Казалось, старичок вложил в эти слова всего себя, всю душу свою, энергию всю. Выдохнул и как-то осел. И что-то шевельнулось внутри Деснина, дернулось. Старичок, похоже, почувствовал это и был доволен результатом, но было видно, что он заметно устал:

— На сей раз хватит. Утро вечера мудренее.

Глава IIОбретение души

— Постлал он мне на лавке, — заканчивал свой рассказ Деснин, — а только он заснул — ушел я. Не помню, как до Москвы добрался. Всю дорогу думал. Сроду столько не думал. Хм, Никодим ведь мне и денег на дорогу дал. «Чай, без добычи остался» — сказал, и дал. Может, он уже знал, что я вернусь? А в Москве Аббат меня хорошо встретил. Пожурил, правда, что грубо сработал, наследил, но сказал, что он меня уже почти отмазал, так что скоро могу вернуться к нему. Видать, он уже тогда о своей секте подумывал. Но что-то все влекло меня к Никодиму. Может вот этот крестик, а может о детстве воспоминания какие. А на душе было… не то что-то, и стремно как-то. А еще в голове слова Никодима вертелись. «Каждое древо познается по плоду его. Добрый человек из доброй сокровищницы своего сердца выносит доброе, а злой из злой сокровищницы — злое. Если мы хотим узнать, Дух ли Божий действует в нас, то должны судить по плодам, а плоды — любовь, радость, мир, долготерпение, благость, милосердие, вера, кротость, воздержание. Имеешь ли ты все это сейчас в душе своей? Нет. Вместо радости у тебя — уныние, вместо мира — тревога, вместо любви — злоба, вместо кротости — гордыня, вместо веры — маловерие. А все оттого, что, пока не покаялся, не имеешь ты пока Бога в себе». И знаешь, по сравнению с тем, что было в крещальне, все это было непереносимо. В общем, я так и сорвался в возможность того нового, непонятного ощущения.

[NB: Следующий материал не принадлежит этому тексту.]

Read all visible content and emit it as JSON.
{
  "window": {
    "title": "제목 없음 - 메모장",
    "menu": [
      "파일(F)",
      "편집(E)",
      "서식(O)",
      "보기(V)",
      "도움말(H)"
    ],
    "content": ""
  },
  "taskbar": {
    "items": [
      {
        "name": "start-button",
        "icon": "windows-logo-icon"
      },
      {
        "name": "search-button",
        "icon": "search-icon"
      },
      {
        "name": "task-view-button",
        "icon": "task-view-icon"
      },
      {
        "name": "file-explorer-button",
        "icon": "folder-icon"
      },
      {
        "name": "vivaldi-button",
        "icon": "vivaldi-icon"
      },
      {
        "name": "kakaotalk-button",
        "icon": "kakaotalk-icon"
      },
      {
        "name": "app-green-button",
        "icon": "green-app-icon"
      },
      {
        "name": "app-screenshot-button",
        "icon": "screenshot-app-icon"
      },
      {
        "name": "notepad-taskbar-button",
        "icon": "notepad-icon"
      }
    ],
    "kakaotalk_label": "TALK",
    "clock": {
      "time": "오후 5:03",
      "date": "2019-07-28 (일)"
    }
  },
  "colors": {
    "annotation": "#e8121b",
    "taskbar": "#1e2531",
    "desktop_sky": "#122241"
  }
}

Деснин с Скипидарычем неспешно вернулись в забегаловку, выпили. Деснин долго курил. Скипидарыч, против обыкновения, не лез со своими разговорами, тоже о чем-то думал. Наконец Деснин пробормотал: «Гнилое дерево, и плоды тоже, как тогда». Затем он продолжил свой рассказ.

*****

Добрался он тогда до Василькова ближе к вечеру. Постучал к Никодиму в окно, тот впустил и, казалось, ничуть не удивился возвращению, точно ждал. Снова усадил за стол, но угощать не стал. Сказал, что попоститься надо перед причастием. Снова сидели молча, и Деснину казалось, что не было недели мучений и сомнений, и что вновь он перенесся в ту, первую ночь.

— Ну что, Николай, готов ли ты к исповеди покаянной? — наконец спросил Никодим.

— И что тебе во мне? — вопросом на вопрос ответил Деснин. — Зачем я тебе такой?

— Какой такой? Грешный? Так все грешны, только Господь свят. Не здоровым нужен врач, а больным. Сказано: «Я пришел призвать не праведников, но грешников. Покайтесь, и простится вам». Ох, как много людей нуждается в покаянии, но только хороший человек может покаяться по-настоящему.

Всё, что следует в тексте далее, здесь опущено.